Gyroscopic Centrioles Bornens

French molecular biologist Michel Bornens (1979) has investigated cellular mechanisms of organization and argues for a dynamic stability based on organizational properties of centrioles and the cytoskeleton. Specifically, Bornens proposes that centrioles are animated by rapid oscillatory rotation about their longitudinal axis which results in a dynamic stability and inertia analogous to a spinning top or gyroscope. Peripheral movements throughout the cell are interconnected by the cytoskeleton, with the gyroscopic centrioles an inert point of reference which provides cellular gravity. Centrioles and microtubule organizing centers (MTOC) are the origin for the cell's spatial coordinates and cytoplasmic movement appears to occur relative to the MTOC. Bornens likens movement in each cylinder to a stepwise electric motor in which the central "cartwheel" (or "pinwheel") is equivalent to an ATP-dynein "stator," and the centriolar wall the moving "rotor." Continuous torque rotation of centrioles could serve to propel them through cytoplasm, like an "Archimedes screw" (Record, 1986). Bornens also considers the possibility of "back and forth" oscillation with utility for scanning the cell environment.

Reviewing Bornens' gyroscopic centriole model, Albrecht-Buehler (1981) questioned the high rate of rotation required for significant inertia. Albrecht-Buehler calculated that centrioles would have to rotate at frequencies of 2.3 million revolutions per minute before their kinetic energy matches one kT (the thermal energy of one molecular degree of freedom). Consequently, "much greater rotational frequencies would be required before the centriole could withstand the impact of thermally moving molecules around them and maintain stable axial orientation" (Albrecht-Buelhler, 1981). Bornens responded by suggesting a submicroscopic mechanism "allowing more independence of the centriole with respect to surrounding material." Factors which could support his contention include ordered water coupled to centriolar oscillation, some unknown property of the "pericentriolar material," ionic charge layer, or even superconductivity as suggested by Fröhlich and Del Giudice's group (Chapter 6).

Rotatory oscillations in the range of 107 per second would be consistent with the findings of several researchers (Chapter 9) who found collective energy absorption in the range of 107 per second by protein assemblies such as virus coats.

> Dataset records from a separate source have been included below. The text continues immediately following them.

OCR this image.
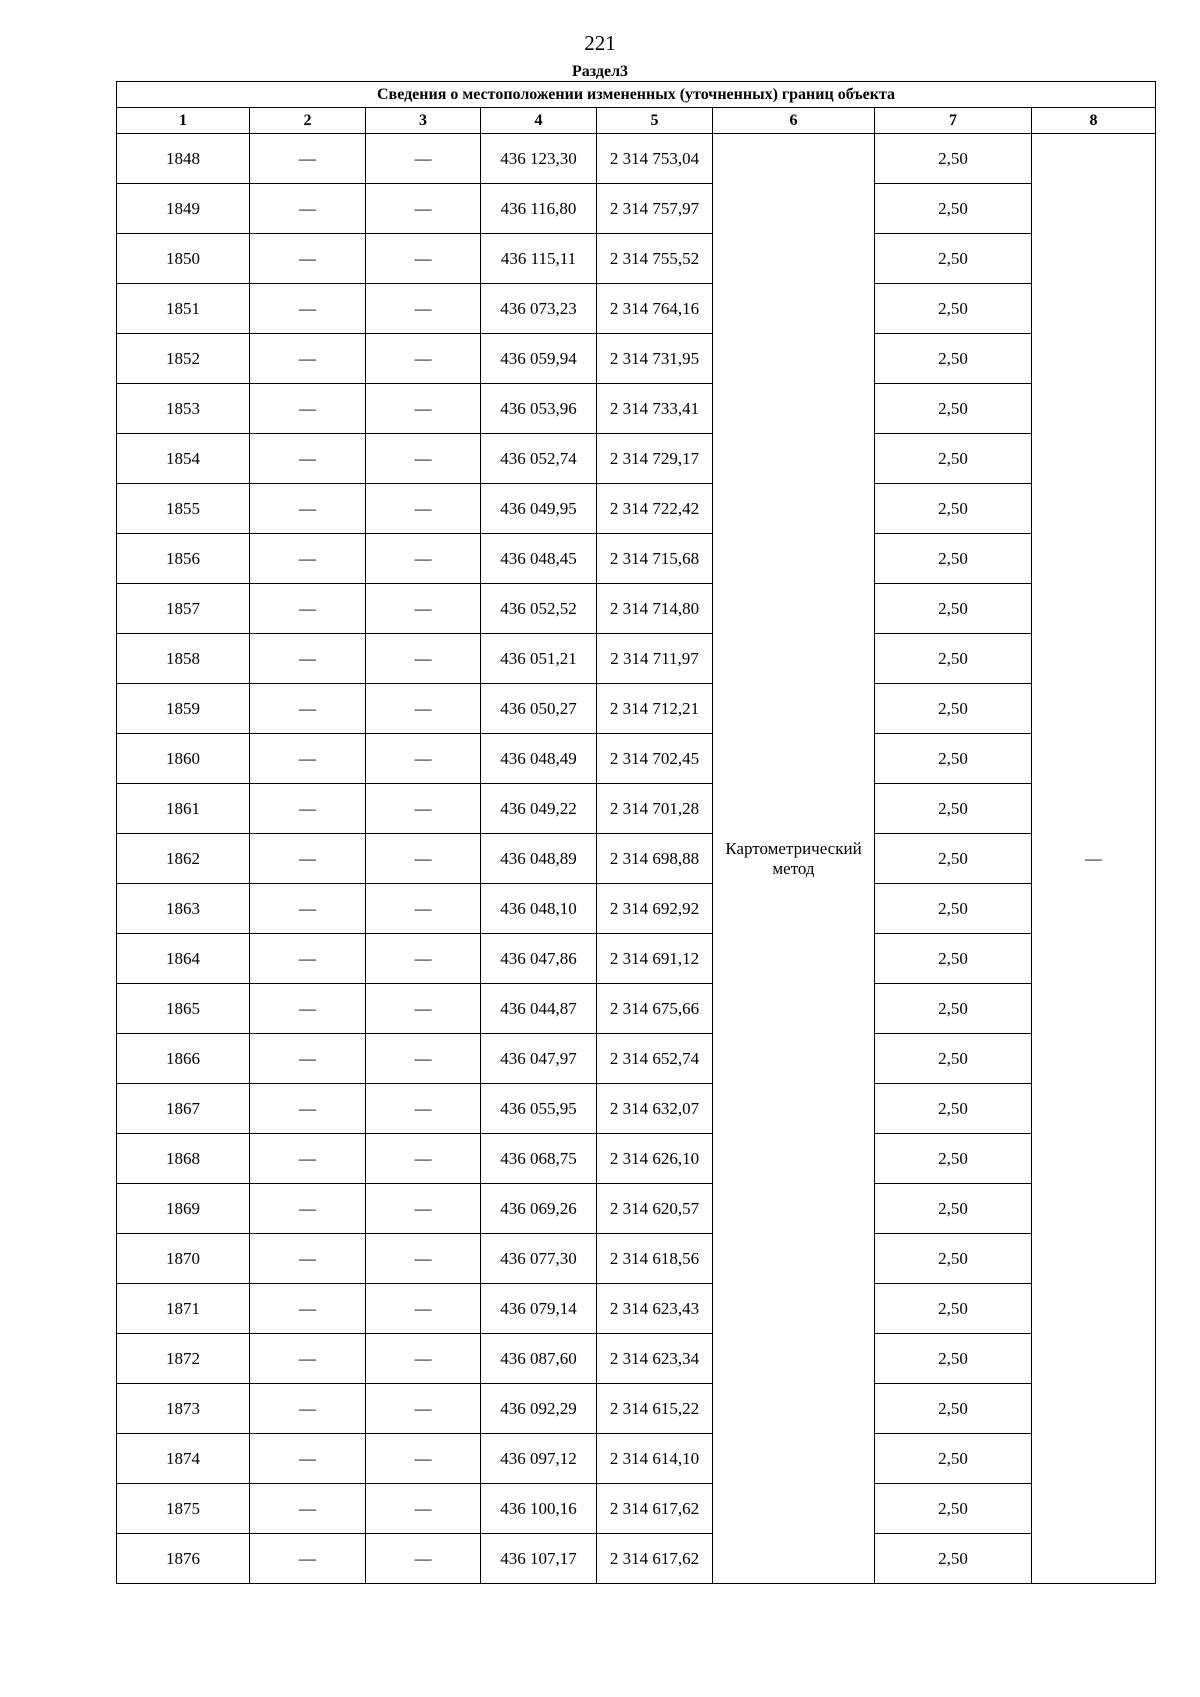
221
Раздел3
Сведения о местоположении измененных (уточненных) границ объекта							
1	2	3	4	5	6	7	8
1848	—	—	436 123,30	2 314 753,04	Картометрический метод	2,50	—
1849	—	—	436 116,80	2 314 757,97		2,50	
1850	—	—	436 115,11	2 314 755,52		2,50	
1851	—	—	436 073,23	2 314 764,16		2,50	
1852	—	—	436 059,94	2 314 731,95		2,50	
1853	—	—	436 053,96	2 314 733,41		2,50	
1854	—	—	436 052,74	2 314 729,17		2,50	
1855	—	—	436 049,95	2 314 722,42		2,50	
1856	—	—	436 048,45	2 314 715,68		2,50	
1857	—	—	436 052,52	2 314 714,80		2,50	
1858	—	—	436 051,21	2 314 711,97		2,50	
1859	—	—	436 050,27	2 314 712,21		2,50	
1860	—	—	436 048,49	2 314 702,45		2,50	
1861	—	—	436 049,22	2 314 701,28		2,50	
1862	—	—	436 048,89	2 314 698,88		2,50	
1863	—	—	436 048,10	2 314 692,92		2,50	
1864	—	—	436 047,86	2 314 691,12		2,50	
1865	—	—	436 044,87	2 314 675,66		2,50	
1866	—	—	436 047,97	2 314 652,74		2,50	
1867	—	—	436 055,95	2 314 632,07		2,50	
1868	—	—	436 068,75	2 314 626,10		2,50	
1869	—	—	436 069,26	2 314 620,57		2,50	
1870	—	—	436 077,30	2 314 618,56		2,50	
1871	—	—	436 079,14	2 314 623,43		2,50	
1872	—	—	436 087,60	2 314 623,34		2,50	
1873	—	—	436 092,29	2 314 615,22		2,50	
1874	—	—	436 097,12	2 314 614,10		2,50	
1875	—	—	436 100,16	2 314 617,62		2,50	
1876	—	—	436 107,17	2 314 617,62		2,50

Bornens views centrioles as the center of a dynamic cytoskeleton which communicates and integrates cellular information. In Bornens' view of cytoskeletal organization, microtubules are conductors of spatial centrifugal information, rigid organizers of cell space in which physical or electrical signals propagate as conformational modifications of MT subunits. Intermediate filaments and the microtrabecular lattice also participate in Bornens' vision of a dynamic network of pulsating polymers. He also suggests that ATP generated centriolar rotation triggers propagating impulses along microtubules by transitory contact/stimulus of the nine rotating MT doublet/triplets in the centriole wall with their surrounding satellite bodies. This would lead to rhythmic signals through the cytoskeleton with a frequency nine times greater than that of the centriole's rotation. Rhythmic, propagating signals are compatible with coherency, solitons, and other models. Their occurrence throughout the cytoskeleton would be mechanisms close to the nature of life itself.